Yes, Nvidia can do the same optimisation at start, but on the other hand, OpenCL was still in its infancy when Nvidia started pushing CUDA. I think its because it doesn't want to be bothered with "external standards" and prefer to have its own list of requirements.
are not so Vocative when it come to OpenGl and DirectX maybe because
one GPU vendor run OpenGL better than the other one
it's right that cuda is not opensource but as I understand it's royalty
free and the only reason that the programs written for it are not able
to use it is because AMD did not wanted to come of it's high hours
and develop a CUDA driver for it's card or probably their software
engineers could not do it who knows ?
by the way Cuda is portable to everywhere if you like you can tomorrow
make a toaster that utilize CUDA for it's work and the Good point is that
it's royalty free not as something like DirectX that relay on Bloat-Ware to
run
also, where is this info about directX being bloatware? the only bloat about it is that it requires windows...

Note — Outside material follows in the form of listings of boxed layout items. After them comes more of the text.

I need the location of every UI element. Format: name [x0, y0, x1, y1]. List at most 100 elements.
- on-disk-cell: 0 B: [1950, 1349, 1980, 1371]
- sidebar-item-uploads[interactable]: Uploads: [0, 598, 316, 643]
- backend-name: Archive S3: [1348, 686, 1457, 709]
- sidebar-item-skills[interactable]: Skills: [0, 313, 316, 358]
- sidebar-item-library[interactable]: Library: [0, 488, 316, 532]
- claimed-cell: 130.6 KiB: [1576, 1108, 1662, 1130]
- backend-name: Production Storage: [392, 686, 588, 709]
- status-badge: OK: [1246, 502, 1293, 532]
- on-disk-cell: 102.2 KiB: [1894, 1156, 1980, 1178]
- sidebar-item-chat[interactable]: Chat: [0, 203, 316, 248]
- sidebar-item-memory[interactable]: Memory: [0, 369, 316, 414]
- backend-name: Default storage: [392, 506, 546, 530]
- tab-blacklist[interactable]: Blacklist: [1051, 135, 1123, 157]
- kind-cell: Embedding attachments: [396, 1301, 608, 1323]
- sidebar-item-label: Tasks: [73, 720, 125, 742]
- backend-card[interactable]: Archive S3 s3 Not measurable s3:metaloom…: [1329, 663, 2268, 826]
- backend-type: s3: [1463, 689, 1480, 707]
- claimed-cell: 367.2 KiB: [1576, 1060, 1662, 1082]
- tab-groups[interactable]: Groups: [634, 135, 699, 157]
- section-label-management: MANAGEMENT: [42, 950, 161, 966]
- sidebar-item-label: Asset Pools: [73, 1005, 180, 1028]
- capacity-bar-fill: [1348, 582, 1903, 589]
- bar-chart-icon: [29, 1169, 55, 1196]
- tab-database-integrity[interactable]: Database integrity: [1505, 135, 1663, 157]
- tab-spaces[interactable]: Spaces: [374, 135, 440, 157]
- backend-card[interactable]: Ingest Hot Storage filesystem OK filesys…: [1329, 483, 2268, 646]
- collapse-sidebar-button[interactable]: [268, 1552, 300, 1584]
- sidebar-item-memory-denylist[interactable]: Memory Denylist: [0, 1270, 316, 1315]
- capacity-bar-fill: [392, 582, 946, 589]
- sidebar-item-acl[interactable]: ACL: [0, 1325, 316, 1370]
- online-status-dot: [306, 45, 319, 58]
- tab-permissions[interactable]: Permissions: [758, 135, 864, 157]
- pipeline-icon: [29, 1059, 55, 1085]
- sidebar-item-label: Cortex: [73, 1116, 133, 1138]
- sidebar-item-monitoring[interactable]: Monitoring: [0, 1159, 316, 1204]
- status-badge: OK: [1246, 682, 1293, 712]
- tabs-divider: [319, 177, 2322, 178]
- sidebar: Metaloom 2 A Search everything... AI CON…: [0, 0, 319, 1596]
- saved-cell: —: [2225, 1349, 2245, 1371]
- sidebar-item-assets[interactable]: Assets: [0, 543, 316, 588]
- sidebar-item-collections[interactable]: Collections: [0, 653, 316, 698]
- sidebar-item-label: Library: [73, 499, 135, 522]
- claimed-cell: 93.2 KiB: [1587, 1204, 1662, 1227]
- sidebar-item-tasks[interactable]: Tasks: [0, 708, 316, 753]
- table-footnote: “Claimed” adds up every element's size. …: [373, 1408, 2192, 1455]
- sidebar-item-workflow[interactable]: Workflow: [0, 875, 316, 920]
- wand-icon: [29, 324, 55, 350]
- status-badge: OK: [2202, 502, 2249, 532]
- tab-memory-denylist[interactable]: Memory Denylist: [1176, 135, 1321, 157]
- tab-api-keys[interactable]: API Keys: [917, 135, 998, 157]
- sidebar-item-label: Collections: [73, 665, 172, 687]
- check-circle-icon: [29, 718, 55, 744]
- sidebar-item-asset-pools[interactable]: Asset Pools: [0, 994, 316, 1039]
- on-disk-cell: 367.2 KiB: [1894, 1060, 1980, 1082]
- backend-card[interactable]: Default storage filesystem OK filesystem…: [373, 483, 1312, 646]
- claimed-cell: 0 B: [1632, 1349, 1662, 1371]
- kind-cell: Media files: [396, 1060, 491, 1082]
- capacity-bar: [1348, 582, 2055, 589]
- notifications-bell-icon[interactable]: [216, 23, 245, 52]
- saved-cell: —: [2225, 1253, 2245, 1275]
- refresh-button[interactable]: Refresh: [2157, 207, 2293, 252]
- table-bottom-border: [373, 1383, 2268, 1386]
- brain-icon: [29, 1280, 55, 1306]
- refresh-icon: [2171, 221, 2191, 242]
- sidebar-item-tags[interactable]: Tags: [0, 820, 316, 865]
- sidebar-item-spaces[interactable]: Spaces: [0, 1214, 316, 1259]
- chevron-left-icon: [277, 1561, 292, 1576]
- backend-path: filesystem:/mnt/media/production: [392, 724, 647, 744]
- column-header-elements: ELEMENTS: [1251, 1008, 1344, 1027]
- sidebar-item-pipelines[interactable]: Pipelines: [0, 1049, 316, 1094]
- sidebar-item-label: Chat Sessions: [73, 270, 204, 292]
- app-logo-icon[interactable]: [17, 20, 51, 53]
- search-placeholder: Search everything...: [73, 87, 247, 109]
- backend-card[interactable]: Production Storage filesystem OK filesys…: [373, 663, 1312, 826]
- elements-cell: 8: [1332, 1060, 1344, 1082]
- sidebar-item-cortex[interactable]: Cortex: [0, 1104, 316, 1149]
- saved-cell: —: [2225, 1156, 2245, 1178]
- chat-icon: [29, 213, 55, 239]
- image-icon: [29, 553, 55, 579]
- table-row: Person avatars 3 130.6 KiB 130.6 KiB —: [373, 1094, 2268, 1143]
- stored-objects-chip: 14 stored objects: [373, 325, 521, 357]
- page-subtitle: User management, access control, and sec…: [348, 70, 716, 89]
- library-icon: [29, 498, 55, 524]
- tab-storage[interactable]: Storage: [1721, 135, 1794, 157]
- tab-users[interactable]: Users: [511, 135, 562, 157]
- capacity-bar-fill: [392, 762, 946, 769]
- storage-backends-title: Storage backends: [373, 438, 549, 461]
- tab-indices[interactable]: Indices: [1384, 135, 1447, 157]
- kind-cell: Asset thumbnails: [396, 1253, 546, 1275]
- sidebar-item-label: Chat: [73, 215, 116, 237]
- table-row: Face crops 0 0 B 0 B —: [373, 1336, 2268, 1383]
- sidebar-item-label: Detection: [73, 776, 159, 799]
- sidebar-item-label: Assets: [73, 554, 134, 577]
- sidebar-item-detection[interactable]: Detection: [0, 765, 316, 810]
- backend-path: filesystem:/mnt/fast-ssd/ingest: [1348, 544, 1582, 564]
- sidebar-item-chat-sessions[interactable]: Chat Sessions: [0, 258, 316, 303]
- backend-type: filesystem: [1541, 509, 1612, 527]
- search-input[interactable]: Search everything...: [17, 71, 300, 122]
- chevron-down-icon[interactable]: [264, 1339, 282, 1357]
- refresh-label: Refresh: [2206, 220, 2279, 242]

use Linux or Mac are not that welcome the world of DirectX
by the way did ATI really need an offer ?
isn't it free to develop your CUDA Hardware and software implementation ?
CUDA does not.
At most, you could compare it to MacOS X, since it only supports whatever hardware that Apple choses to include in their computers at a given time.
Regardless of how well seen it is from a developer's point of view, it's just one more method for nVidia to try to sell more hardware with an exclusive computing API.
you have to pay, and get nvidias approval to use cuda for a commercial product. Hell, look how much of a tightarse they've been with hardware accelerated physX, which runs on CUDA.
The only thing people are complaining about is the fact that CUDA is "locked" to NVIDIA cards only, which I wholeheartedly agree with. Personally, it's the only reason why I have a GTX 460 768MB along side my Crossfire setup.
What everyone is failing to understand is that optimization is already existing for NVIDIA's implementation of OpenCL (they have 100% compatibility with OpenCL 1.1 as much as AMD has), it's just that CUDA is more in use because of the wide array of functions and support. (e.g. optimizations, direct video memory usage, static code analysis, etc.) Again, usage of CUDA is free, just like using *nix. A lot of open source (and commercial) developers would not be using it if it wasn't.